Transitional Provisions under GST Law

1. Amount of CENVAT credit carried forward in the return allowed as input tax credit

Section 140(1): A registered person, other than a person opting to pay tax under section 10, shall be entitled to take, in his electronic credit ledger, the amount of CENVAT credit carried forward in the return relating to the period ending with the day immediately preceding the appointed day, furnished by him under the existing law in such manner as may be prescribed. Provided that the registered person shall not be allowed to take credit in the following circumstances, namely:—

(i) where the said amount of credit is not admissible as input tax credit under this Act; or

(ii) where he has not furnished all the returns required under the existing law for the period of six months immediately preceding the appointed date; or

(iii) where the said amount of credit relates to goods manufactured and cleared under such exemption notifications as are notified by the Government

Analysis

As per the above provision, a registered person under the GST Law can carry forward the amount of unutilized input tax credit under the erstwhile tax regime to the GST regime, subject to the fulfilment of following conditions:

(a) The registered person has not opted for composition scheme under GST

(b) The amount of said credit is admissible as input tax credit under GST

(c) The registered person has furnished all the returns required under the erstwhile law for last 6 months immediately preceding the appointed date

(d) The said input tax credit does not relate to goods manufactured and cleared under exemption notification as are notified by the Government Further, as per the rules relating to transitional provisions, for carrying forward the abovementioned input tax credit, a declaration is required to be submitted electronically in Form GST TRAN-1, within 90 days from the appointed day, duly signed, on the common portal specifying therein, separately, the amount of tax or duty to the credit of which the registered person is entitled.

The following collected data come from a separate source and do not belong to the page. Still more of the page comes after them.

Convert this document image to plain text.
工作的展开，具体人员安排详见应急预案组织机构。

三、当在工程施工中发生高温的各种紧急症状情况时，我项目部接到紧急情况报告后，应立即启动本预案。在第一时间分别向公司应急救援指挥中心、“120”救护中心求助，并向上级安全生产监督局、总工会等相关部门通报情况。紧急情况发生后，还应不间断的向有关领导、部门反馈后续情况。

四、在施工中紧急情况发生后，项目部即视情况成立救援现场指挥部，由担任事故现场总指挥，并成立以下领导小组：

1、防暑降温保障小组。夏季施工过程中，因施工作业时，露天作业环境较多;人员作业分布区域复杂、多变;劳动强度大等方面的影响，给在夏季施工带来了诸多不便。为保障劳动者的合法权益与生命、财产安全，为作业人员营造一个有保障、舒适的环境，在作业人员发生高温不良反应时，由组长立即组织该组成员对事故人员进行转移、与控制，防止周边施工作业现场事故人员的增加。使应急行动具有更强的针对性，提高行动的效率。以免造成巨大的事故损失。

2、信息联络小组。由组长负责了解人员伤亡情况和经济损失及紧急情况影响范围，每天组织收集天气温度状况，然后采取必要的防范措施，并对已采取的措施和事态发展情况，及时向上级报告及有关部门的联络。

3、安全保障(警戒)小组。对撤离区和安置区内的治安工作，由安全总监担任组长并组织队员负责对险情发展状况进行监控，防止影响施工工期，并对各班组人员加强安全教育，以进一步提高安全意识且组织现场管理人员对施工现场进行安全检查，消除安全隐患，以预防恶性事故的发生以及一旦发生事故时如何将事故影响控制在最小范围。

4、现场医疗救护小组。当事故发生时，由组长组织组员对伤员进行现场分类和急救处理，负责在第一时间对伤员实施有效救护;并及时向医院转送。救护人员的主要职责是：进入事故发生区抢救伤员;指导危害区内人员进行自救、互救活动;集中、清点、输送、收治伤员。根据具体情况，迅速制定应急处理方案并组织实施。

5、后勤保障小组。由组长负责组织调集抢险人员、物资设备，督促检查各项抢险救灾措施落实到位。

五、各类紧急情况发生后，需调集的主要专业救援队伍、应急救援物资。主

With regard to carry forward of input tax credit under the Central Goods and Services Tax Act (hereinafter known as the CGST Act), where the inputs have been received from an Export Oriented Unit or a unit located in Electronic Hardware Technology Park, the credit shall be allowed to the extent as provided in sub-rule (7) of rule 3 of the CENVAT Credit Rules, 2004 i.e., credit of CVD, SAD and Education Cess and Secondary & Higher Education Cess levied on such CVD & SAD shall be available.

With regard to carry forward of input tax credit under the State Goods and Services Tax Act (hereinafter known as the SGST Act), Form GST TRAN-1 shall specify separately—

(i) the value of claims under section 3 i.e., Form-C, sub-section (3) of section 5 i.e., Form-H, sections 6 and 6A i.e., Form-E & F and sub-section (8) of section 8 of the Central Sales Tax Act 1956 i.e., Form-I & J made by the applicant and

(ii) the serial number and value of declarations in Forms C and/or F and Certificates in Forms E and/or H or Form I specified in rule 12 of the Central Sales Tax (Registration and Turnover) Rules, 1957 submitted by the applicant in support of the claims referred to in sub-clause (i) above.

2. Credit of unavailed CENVAT credit in respect of capital goods not carried forward in a return under existing law

Section 140(2): A registered person, other than a person opting to pay tax under section 10, shall be entitled to take, in his electronic credit ledger, credit of the unavailed CENVAT credit in respect of capital goods, not carried forward in a return, furnished under the existing law by him, for the period ending with the day immediately preceding the appointed day in such manner as may be prescribed:

Provided that the registered person shall not be allowed to take credit unless the said credit was admissible as CENVAT credit under the existing law and is also admissible as input tax credit under this Act:

Explanation- For the purposes of this section, the expression "unavailed cenvat credit" means the amount that remains after subtracting the amount of CENVAT credit already availed in respect of capital goods by the taxable person under the existing law from the aggregate amount of CENVAT credit to which the said person was entitled in respect of the said capital goods under the existing law.